Open mtk380 opened 2 years ago
You can convert the bin to jpg.
import torch
from datetime import datetime
import matplotlib.pyplot as plt
plt.switch_backend('agg')
import numpy as np
from PIL import Image
import mxnet as mx
import io
import os, pickle, sklearn
import time
from IPython import embed
def load_bin(path, image_size=[112,112]):
bins, issame_list = pickle.load(open(path, 'rb'), encoding='bytes')
data_list = []
for flip in [0,1]:
data = torch.zeros((len(issame_list)*2, 3, image_size[0], image_size[1]))
data_list.append(data)
for i in range(len(issame_list)*2):
_bin = bins[i]
img = mx.image.imdecode(_bin)
if img.shape[1]!=image_size[0]:
img = mx.image.resize_short(img, image_size[0])

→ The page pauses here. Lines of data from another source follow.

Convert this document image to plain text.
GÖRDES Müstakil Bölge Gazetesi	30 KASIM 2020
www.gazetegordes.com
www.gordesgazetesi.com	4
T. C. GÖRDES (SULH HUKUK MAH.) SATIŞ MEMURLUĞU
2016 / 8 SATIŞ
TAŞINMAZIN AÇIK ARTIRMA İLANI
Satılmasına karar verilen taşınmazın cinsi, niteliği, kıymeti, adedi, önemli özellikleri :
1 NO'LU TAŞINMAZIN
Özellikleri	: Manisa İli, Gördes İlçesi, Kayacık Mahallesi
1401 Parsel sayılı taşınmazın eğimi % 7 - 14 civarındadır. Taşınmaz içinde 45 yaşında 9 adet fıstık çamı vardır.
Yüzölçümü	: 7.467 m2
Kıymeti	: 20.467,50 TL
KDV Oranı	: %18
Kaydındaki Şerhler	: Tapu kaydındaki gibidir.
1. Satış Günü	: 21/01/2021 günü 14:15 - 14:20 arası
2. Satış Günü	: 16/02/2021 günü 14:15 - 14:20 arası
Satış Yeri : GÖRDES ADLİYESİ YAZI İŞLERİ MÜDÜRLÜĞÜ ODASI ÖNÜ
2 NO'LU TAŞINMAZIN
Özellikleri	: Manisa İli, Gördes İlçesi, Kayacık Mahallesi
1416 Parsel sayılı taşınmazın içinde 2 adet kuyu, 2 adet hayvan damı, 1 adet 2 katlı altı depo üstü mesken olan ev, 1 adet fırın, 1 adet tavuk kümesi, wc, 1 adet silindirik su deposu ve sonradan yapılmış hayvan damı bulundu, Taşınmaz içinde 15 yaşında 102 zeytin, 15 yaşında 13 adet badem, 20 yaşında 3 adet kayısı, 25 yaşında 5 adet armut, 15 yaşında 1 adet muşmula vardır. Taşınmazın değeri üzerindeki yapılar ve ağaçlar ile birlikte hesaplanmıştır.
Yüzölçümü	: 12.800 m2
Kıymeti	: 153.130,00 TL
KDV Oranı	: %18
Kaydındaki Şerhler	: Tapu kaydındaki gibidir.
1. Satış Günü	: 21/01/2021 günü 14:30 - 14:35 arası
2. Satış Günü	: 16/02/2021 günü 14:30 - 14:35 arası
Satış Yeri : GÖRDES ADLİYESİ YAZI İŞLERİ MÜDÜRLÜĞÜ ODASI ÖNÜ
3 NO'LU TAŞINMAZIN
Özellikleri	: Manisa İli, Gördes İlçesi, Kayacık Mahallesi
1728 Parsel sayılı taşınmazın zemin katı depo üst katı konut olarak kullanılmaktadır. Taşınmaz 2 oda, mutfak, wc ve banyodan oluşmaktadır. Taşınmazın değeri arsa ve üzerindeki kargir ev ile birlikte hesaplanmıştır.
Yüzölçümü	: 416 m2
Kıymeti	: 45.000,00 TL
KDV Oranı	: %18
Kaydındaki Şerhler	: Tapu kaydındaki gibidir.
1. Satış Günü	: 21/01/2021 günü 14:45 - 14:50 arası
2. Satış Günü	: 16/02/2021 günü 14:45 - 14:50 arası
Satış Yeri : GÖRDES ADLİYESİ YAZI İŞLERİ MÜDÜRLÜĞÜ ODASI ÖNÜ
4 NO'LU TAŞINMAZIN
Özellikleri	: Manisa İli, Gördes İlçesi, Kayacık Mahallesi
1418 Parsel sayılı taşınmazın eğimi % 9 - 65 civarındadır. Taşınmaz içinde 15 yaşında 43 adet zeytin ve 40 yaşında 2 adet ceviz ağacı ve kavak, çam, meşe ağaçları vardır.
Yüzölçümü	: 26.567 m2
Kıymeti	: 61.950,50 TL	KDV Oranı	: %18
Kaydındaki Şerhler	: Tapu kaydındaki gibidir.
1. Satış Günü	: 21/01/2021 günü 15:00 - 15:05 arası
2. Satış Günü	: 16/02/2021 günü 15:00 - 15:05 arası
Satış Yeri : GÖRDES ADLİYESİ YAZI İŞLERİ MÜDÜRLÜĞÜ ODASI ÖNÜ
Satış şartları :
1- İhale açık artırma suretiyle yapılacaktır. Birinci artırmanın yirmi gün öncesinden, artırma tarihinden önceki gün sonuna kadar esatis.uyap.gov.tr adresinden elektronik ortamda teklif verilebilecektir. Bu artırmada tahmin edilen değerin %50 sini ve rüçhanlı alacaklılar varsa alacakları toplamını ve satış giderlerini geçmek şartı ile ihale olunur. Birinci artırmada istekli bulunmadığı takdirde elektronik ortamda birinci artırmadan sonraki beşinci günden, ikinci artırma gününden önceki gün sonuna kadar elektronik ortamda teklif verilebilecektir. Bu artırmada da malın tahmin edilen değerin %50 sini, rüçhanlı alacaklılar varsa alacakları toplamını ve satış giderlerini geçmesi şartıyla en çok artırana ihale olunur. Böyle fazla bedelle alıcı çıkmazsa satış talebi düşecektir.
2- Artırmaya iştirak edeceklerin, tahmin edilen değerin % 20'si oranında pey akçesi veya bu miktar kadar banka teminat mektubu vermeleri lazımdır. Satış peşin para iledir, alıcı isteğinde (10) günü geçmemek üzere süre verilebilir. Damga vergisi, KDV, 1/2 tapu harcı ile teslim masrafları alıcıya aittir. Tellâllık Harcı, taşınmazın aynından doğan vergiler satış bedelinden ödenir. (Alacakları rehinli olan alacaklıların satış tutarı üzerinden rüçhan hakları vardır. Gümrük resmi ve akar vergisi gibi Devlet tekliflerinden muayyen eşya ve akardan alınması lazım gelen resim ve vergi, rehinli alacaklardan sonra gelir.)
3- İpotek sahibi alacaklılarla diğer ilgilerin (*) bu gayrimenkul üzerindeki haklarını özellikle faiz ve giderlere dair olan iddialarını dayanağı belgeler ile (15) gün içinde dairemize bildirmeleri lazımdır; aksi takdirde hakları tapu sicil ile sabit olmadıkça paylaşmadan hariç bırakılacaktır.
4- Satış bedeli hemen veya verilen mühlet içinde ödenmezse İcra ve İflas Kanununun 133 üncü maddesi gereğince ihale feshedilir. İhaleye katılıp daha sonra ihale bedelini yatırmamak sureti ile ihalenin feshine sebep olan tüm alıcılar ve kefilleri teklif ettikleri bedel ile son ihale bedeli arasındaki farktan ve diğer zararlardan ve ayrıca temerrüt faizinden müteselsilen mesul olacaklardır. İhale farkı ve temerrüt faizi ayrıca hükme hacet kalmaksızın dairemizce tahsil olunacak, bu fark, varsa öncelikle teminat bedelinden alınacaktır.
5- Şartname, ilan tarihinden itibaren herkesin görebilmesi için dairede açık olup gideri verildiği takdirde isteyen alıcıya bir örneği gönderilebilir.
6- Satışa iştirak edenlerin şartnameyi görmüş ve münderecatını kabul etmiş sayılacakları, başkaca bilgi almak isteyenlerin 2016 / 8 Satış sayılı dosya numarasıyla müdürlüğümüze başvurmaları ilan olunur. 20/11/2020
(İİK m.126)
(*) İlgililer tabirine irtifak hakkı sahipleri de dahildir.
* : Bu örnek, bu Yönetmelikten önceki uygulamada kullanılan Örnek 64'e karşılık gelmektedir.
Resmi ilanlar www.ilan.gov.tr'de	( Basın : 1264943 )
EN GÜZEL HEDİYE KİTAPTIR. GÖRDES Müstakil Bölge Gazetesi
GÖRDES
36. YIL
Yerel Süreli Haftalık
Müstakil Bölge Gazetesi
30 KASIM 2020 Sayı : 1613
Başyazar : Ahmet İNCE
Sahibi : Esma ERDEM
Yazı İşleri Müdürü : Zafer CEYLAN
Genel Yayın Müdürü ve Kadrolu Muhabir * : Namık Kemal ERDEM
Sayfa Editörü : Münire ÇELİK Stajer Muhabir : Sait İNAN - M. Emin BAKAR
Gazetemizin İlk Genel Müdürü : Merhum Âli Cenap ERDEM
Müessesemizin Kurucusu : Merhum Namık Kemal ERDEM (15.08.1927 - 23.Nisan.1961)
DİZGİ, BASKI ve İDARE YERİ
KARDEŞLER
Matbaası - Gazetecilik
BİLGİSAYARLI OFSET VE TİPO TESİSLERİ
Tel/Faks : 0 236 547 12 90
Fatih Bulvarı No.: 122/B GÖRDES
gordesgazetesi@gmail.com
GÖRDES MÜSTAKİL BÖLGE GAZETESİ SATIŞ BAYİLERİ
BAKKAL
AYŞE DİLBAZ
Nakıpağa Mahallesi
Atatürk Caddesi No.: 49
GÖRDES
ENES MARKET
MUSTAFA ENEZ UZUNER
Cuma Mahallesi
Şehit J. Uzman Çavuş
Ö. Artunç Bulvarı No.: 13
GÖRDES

img = mx.nd.transpose(img, axes=(2, 0, 1))
for flip in [0,1]:
if flip==1:
img = mx.ndarray.flip(data=img, axis=2)
img_pil = Image.fromarray(img.asnumpy().astype(np.uint8).transpose(1,2,0))
img_pil.save('./lfw/'+str(i)+'_'+str(flip)+'.jpg')
data_list[flip][i][:] = torch.tensor(img.asnumpy())
if i%1000==0:
print('loading bin', i)
print(data_list[0].shape)
return data_list, issame_list
datalist, issamelist = load_bin("eval/lfw.bin")
print(len(issamelist))
I've modified the code so that it can extract the bin file to thousands of jpgs. Hope that helps.
Maybe the data is converted to bin files for faster dataloader, but I am confused about how to visualize the data such as the figure in your paper.